Fragment intensity versus mass for terminal (red triangles) and internal (blue squares) ions from SH3BP-1 (a) HCD, (b) UVPD and HSPB1, (c) HCD, and (d) UVPD. The percent of the total ion count for each type of fragment is shown in the bar graphs

The percentage of total ion current distributions for twelve additional proteins for HCD and UPVD are shown sorted by precursor mass in Figure 4. In general, UVPD leads to more ion current in terminal ions and less variability (min ~50%, max ~95%). In contrast, HCD yields more sporadic results, which may be connected to the locations of facile fragmentation points within any given protein sequence.
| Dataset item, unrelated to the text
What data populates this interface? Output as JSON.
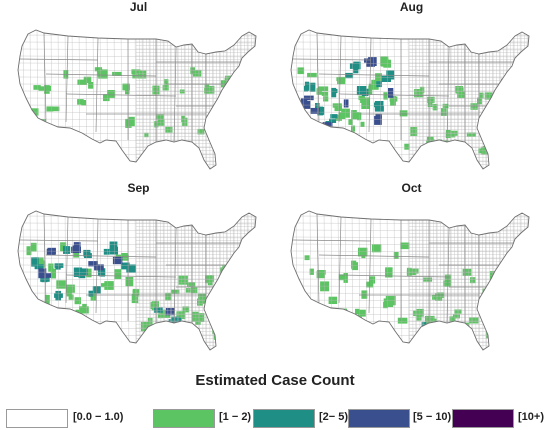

However, for both UVPD and HCD, a significant portion of the total ion count is detected in terminal ions, and no obvious connection is noted between molecular weight and the distribution of total ion current.

Figure 4
figure 4

Total ion current distributions for 12 additional proteins sorted by mass

Conclusions

Statistical fragmentation of proteins significantly favors production of terminal ions over internal ions even if the protein backbone is fragmented repeatedly. This effect becomes more pronounced for larger proteins, with predicted abundances of terminal ions exceeding internals by orders of magnitude. Although the number of unique mass internal ions increases greatly with protein size, the statistical probability for observing any given internal ion decreases proportionately due to dilution. It is therefore incorrect to assume that the staggering number of internal ions that can be generated for large proteins will make detection of terminal ions unlikely. On the contrary, examination of the ion current in actual experiments reveals that terminal ions represent a significant fraction of the total, even for large proteins. The results further suggest that HCD is more prone for favored dissociation pathways while UVPD more closely reflects statistical dissociation.